The 1k your talking about mate, is basically the same as you would get in an aerosol can. My honest opinion mate if you repaint it in 1k it may not look to bad, but as it has hardly any uv protectors in it has no real protection, and will fade after time, which I'm sure you wouldn't be happy with. 

Not iso one I don't know that Kuhn about as have never used them.

Don't know how far you are from Brentwood matey, but if you want to do your car in 2k i have a spare air fed mask you could willingly borough so its safer for you to use. :thumb:


----------



## craigeh123 (Dec 26, 2011)

im in kent andy but your a legend ! do you have to have the coercer thingy ive seen to ? 

are you using 2k on your smart repairs bud ? also does the compressor for the airfed have to be away from the painting area ? sorry for all the questions ! its just 2k worries me and rightly so i believe !

i gathered 1k is cack and i cant really find much on the non iso 2k at the sec but if its been developed properly i cant see it would be bad 

and my experience of 1k lacque rin aerosol is i cant paint it on lovely looks superb then it dries flat as **** lol


----------



## Andyb0127 (Jan 16, 2011)

Not a problem mate.
Yeah 1k isn't all that really depends how fussy you want to be.
You'll need an inline regulater, which will filter the air making it cleaner, before it gets to the air fed mask. Yes mate were using 2k on our smart repairs, your right to cautious about using 2k as it can be harmful to you health if not used properly, which is why you would need an airfed mask to be safe. Compressor should be as far away as it can be from what your painting. 
I've heard abit about the non iso ones, but from what I can gather it has the durability as 1k really which sounds like it wouldn't hold up well. 
Well the offers there Craig if you want the mask which is a devilbiss full face air fed.
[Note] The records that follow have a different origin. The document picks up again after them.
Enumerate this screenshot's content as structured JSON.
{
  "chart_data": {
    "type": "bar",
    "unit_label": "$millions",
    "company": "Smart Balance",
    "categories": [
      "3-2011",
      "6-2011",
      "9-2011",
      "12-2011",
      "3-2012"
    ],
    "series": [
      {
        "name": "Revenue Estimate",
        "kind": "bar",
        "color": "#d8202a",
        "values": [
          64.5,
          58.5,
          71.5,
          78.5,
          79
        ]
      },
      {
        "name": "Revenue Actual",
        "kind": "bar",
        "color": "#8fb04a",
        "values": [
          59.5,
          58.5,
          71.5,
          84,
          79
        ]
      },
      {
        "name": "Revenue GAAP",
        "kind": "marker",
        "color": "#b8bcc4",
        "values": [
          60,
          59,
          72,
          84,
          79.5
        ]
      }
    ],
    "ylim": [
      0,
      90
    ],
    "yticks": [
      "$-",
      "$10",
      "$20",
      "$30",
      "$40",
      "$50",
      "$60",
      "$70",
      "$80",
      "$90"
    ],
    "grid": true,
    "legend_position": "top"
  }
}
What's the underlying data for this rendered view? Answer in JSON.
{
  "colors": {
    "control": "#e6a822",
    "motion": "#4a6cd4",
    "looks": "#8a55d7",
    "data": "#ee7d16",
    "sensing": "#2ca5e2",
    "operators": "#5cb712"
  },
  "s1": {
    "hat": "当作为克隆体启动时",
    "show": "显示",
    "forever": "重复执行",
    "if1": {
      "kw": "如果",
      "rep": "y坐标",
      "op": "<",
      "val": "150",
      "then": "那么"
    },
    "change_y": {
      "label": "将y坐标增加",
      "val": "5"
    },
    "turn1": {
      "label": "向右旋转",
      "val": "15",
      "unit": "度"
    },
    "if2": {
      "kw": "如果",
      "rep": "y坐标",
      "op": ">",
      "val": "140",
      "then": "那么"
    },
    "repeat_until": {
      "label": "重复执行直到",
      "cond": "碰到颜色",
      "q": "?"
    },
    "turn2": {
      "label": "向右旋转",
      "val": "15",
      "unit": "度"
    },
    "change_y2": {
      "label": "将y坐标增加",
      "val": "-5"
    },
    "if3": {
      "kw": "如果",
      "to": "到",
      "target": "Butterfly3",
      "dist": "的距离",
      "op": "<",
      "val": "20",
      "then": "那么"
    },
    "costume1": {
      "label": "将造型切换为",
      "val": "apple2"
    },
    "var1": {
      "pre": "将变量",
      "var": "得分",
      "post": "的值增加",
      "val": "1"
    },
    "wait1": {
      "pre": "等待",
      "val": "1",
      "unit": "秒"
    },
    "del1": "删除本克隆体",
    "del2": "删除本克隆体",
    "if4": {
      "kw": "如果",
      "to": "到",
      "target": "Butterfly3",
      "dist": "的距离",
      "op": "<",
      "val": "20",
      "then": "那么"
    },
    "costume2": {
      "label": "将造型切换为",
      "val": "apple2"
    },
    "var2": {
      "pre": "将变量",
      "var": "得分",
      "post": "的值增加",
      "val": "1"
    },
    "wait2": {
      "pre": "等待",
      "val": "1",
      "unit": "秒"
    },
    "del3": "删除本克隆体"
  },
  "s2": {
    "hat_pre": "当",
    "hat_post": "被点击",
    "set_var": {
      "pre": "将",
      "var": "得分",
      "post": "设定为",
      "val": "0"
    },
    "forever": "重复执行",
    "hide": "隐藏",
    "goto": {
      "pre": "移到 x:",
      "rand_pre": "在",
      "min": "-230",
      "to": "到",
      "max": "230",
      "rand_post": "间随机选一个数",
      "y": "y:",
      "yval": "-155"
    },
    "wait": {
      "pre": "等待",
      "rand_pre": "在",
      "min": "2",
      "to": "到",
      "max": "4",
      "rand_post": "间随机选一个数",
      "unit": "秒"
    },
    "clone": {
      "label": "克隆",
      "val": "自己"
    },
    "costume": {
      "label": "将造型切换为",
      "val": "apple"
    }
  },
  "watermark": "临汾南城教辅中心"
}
Sure we could arrange something about collecting it. :thumb:


----------



## craigeh123 (Dec 26, 2011)

When i eventually get round to doing it ill give you a shout &#55357;&#56842; after a bit more research the non iso is recommended for smart repairs but some people use it for bigger projects . 2k is nasty stuff isn't it didntvrealise just how nasty !


----------



## squiggs (Oct 19, 2009)

To get a good finish with non iso you will need to bake it or at least have the correct heat lamps to lamp it off at the correct temp
Iso stuff has (to a certain extent) the ability so self cure without heat.
Non Iso needs heat or it will go flat and can bloom.
IMHO non iso is a more difficult product to get a good finish with than iso - but if used and treated correctly can give just as good finishes.


----------



## craigeh123 (Dec 26, 2011)

thanks again guys


----------